Having gone beyond the mind-made opposites, you become like a
deep lake. The outer situation of your life and whatever happens
there is the surface of the lake. Sometimes calm, sometimes windy
and rough, according to the cycles and seasons. Deep down, however,
the lake is always undisturbed. You are the whole lake, not just the
surface, and you are in touch with your own depth, which remains
absolutely still. You don’t resist change by mentally clinging to any
situation. Your inner peace does not depend on it. You abide in Being
— unchanging, timeless, deathless — and you are no longer
dependent for fulfillment or happiness on the outer world of
constantly fluctuating forms. You can enjoy them, play with them,
create new forms, appreciate the beauty of it all. But there will be no
need to attach yourself to any of it.
When you become this detached, does it not mean that you also
become remote from other human beings?
On the contrary. As long as you are unaware of Being, the reality of
other humans will elude you, because you have not found your own.
Your mind will like or dislike their form, which is not just their body
but includes their mind as well. True relationship becomes possible
only when there is an awareness of Being. Coming from Being, you
will perceive another person’s body and mind as just a screen, as it
were, behind which you can feel their true reality, as you feel yours.
So, when confronted with someone else’s suffering or unconscious
behavior, you stay present and in touch with Being and are thus able
to look beyond the form and feel the other person’s radiant and pure
Being through your own. At the level of Being, all suffering is
recognized as an illusion. Suffering is due to identification with form.
Miracles of healing sometimes occur through this realization, by
awakening Being-consciousness in others — if they are ready.
Is that what compassion is?
Yes. Compassion is the awareness of a deep bond between yourself
and all creatures. But there are two sides to compassion, two sides to
this bond. On the one hand, since you are still here as a physical
body, you share the vulnerability and mortality of your physical form
with every other human and with every living being. Next time you
say, “I have nothing in common with this person,” remember that you
have a great deal in common: A few years from now — two years or
seventy years, it doesn’t make much difference — both of you will
have become rotting corpses, then piles of dust, then nothing at all.
This is a sobering and humbling realization that leaves little room for
pride. Is this a negative thought? No, it is a fact. Why close your eyes
to it? In that sense, there is total equality between you and every
other creature.
One of the most powerful spiritual practices is to meditate deeply on
the mortality of physical forms, including your own. This is called: Die
before you die. Go into it deeply.
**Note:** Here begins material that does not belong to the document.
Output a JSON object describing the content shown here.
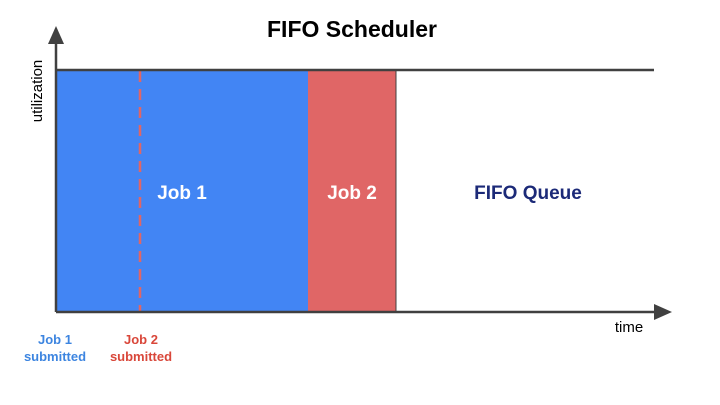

Your physical form is dissolving, is
no more. Then a moment comes when all mind-forms or thoughts also
die. Yet you are still there — the divine presence that you are.
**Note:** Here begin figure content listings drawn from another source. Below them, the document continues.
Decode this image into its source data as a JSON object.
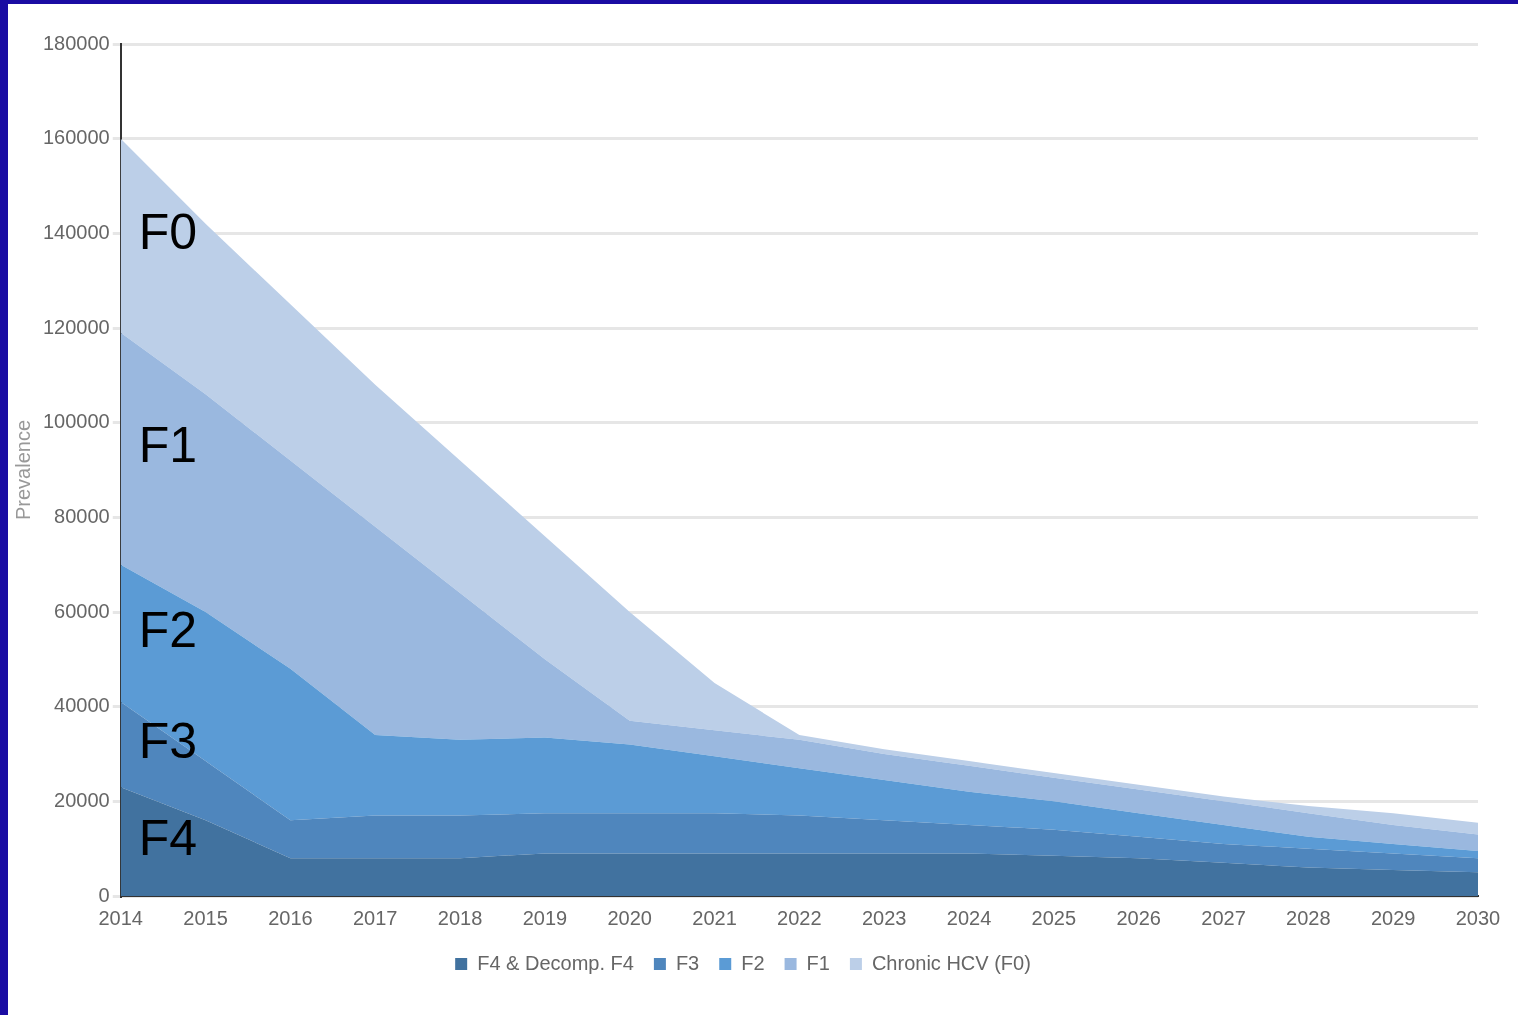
{
  "chart_data": {
    "type": "area",
    "stacked": true,
    "ylabel": "Prevalence",
    "x": [
      2014,
      2015,
      2016,
      2017,
      2018,
      2019,
      2020,
      2021,
      2022,
      2023,
      2024,
      2025,
      2026,
      2027,
      2028,
      2029,
      2030
    ],
    "xlim": [
      2014,
      2030
    ],
    "xticks": [
      2014,
      2015,
      2016,
      2017,
      2018,
      2019,
      2020,
      2021,
      2022,
      2023,
      2024,
      2025,
      2026,
      2027,
      2028,
      2029,
      2030
    ],
    "ylim": [
      0,
      180000
    ],
    "yticks": [
      0,
      20000,
      40000,
      60000,
      80000,
      100000,
      120000,
      140000,
      160000,
      180000
    ],
    "grid": "y",
    "legend": "bottom",
    "series": [
      {
        "name": "F4 & Decomp. F4",
        "color": "#41729f",
        "values": [
          23000,
          16000,
          8000,
          8000,
          8000,
          9000,
          9000,
          9000,
          9000,
          9000,
          9000,
          8500,
          8000,
          7000,
          6000,
          5500,
          5000
        ]
      },
      {
        "name": "F3",
        "color": "#4f86bd",
        "values": [
          18000,
          12500,
          8000,
          9000,
          9000,
          8500,
          8500,
          8500,
          8000,
          7000,
          6000,
          5500,
          4500,
          4000,
          4000,
          3500,
          3000
        ]
      },
      {
        "name": "F2",
        "color": "#5b9bd5",
        "values": [
          29000,
          31500,
          32000,
          17000,
          16000,
          16000,
          14500,
          12000,
          10000,
          8500,
          7000,
          6000,
          5000,
          4000,
          2500,
          2000,
          1500
        ]
      },
      {
        "name": "F1",
        "color": "#9ab8df",
        "values": [
          49000,
          46000,
          44000,
          44000,
          31000,
          16500,
          5000,
          5500,
          6000,
          5500,
          5500,
          5000,
          5000,
          5000,
          5000,
          4000,
          3500
        ]
      },
      {
        "name": "Chronic HCV (F0)",
        "color": "#bccfe8",
        "values": [
          41000,
          36000,
          33000,
          30000,
          28000,
          26000,
          23000,
          10000,
          1000,
          1000,
          1000,
          1000,
          1000,
          1000,
          1500,
          2500,
          2500
        ]
      }
    ],
    "annotations": [
      "F0",
      "F1",
      "F2",
      "F3",
      "F4"
    ]
  }
}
Radiant, fully awake. Nothing that was real ever died, only names,
forms, and illusions.
The realization of this deathless dimension, your true nature, is the
other side of compassion. On a deep feeling-level, you now recognize
not only your own immortality but through your own that of every
other creature as well. On the level of form, you share mortality and
the precariousness of existence. On the level of Being, you share
eternal, radiant life. These are the two aspects of compassion. In
compassion, the seemingly opposite feelings of sadness and joy
merge into one and become transmuted into a deep inner peace. This
is the peace of God. It is one of the most noble feelings that humans
are capable of, and it has great healing and transformative power. But
true compassion, as I have just described it, is as yet rare. To have
deep empathy for the suffering of another being certainly requires a
high degree of consciousness but represents only one side of
compassion. It is not complete. True compassion goes beyond
empathy or sympathy. It does not happen until sadness merges with
joy, the joy of Being beyond form, the joy of eternal life.